The report has also suggested strategies for the commission to tackle the sensitive debate over big dams in the context of its ecological impacts and economical benefits. It suggests "research and studies should focus on specific cities and potential impacts of the 140 largest dams in the world as classified by the International Commission on Large Dams' World Register on Dams". The commission must deal with this approach, together with the views and concerns of the vocal anti-dam non-governmental organisation ( ngo s) who have joined the commission, it recommends.
Admitting that the governments of developing countries such as Brazil, China and India have adopted an aggressive stance on big dams, as they consider hydroelectricity vital for long-term economic growth and prosperity, it has recommended that the commission should not seek a universal solution to the building of dams as it is not possible to have a single solution to this issue.

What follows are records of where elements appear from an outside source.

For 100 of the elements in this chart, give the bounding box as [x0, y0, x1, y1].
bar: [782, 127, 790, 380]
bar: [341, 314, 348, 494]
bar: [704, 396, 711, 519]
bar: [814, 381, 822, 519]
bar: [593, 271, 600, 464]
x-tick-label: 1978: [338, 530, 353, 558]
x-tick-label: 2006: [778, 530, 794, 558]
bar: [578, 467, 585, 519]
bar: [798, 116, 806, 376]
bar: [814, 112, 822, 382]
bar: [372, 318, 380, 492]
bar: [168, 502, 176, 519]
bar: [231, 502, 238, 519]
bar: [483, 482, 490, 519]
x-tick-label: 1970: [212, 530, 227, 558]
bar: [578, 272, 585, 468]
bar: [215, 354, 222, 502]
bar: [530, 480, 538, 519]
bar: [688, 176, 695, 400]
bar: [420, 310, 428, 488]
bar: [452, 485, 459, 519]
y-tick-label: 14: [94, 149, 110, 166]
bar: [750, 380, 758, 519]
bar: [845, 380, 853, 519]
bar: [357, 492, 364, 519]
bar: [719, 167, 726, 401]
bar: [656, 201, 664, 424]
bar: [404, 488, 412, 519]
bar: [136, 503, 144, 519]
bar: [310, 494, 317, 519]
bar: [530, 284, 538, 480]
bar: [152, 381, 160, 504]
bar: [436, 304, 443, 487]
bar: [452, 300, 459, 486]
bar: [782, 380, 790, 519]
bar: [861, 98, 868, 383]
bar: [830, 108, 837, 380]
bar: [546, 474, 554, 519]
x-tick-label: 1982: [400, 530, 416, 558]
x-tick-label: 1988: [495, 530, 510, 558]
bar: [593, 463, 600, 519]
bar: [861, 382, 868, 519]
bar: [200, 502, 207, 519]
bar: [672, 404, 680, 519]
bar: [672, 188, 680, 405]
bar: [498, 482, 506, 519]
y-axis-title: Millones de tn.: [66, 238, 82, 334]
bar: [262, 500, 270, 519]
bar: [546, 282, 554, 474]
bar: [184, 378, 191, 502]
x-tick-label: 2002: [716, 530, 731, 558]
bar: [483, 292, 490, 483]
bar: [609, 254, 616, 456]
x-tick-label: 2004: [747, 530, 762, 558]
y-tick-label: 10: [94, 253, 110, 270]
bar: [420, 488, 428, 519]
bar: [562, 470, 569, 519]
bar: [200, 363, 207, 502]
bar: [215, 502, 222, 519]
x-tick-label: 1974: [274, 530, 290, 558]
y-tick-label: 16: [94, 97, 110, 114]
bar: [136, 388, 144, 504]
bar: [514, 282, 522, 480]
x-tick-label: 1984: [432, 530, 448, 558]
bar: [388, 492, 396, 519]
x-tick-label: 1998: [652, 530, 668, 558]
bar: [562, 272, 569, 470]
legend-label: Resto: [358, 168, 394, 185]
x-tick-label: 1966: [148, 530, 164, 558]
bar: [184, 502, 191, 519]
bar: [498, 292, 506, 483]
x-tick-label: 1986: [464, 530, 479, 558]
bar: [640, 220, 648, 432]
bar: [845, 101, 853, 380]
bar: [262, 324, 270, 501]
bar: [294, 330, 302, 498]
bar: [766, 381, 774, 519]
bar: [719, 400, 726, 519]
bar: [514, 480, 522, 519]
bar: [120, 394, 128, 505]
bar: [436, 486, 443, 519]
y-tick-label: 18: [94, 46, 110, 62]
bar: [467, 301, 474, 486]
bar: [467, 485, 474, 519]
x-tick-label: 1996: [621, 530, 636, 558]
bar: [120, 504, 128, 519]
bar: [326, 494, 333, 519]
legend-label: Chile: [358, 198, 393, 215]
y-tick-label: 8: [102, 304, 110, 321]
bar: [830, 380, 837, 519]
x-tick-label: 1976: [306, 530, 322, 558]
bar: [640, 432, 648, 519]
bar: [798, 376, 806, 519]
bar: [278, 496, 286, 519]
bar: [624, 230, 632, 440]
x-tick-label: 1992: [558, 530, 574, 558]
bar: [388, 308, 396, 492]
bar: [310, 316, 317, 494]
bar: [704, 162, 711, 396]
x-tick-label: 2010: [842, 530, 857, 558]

As there is no uniformity in hydropower development and construction of dams in different countries, the report has categorised the countries into three groups, according to hydropower potential and their uses to evolve need-specific policies on big dams. It hawks for strategies that must reflect and accommodate such different categories and needs.
After categorisation it has suggested establishment of a set of guidelines, standards and criteria to create an appropriate framework for future dam constructions. "Identify countries that should not build any more dams under any circumstances. This should be based on an assessment of present energy production, per capita consumption and the level of dam building, as well as basic water needs of urban and rural populations," says the report. It also advises establishment of an inventory of dams to be demolished by 2010 from countries that have a large number of dams and which are energy sufficient.
It has suggested identifying ecologically sensitive sites of different countries and a ban on construction of dams in these places. The 'off-list' should be based on existing scientific data and established protected areas such as the World Heritage Sites.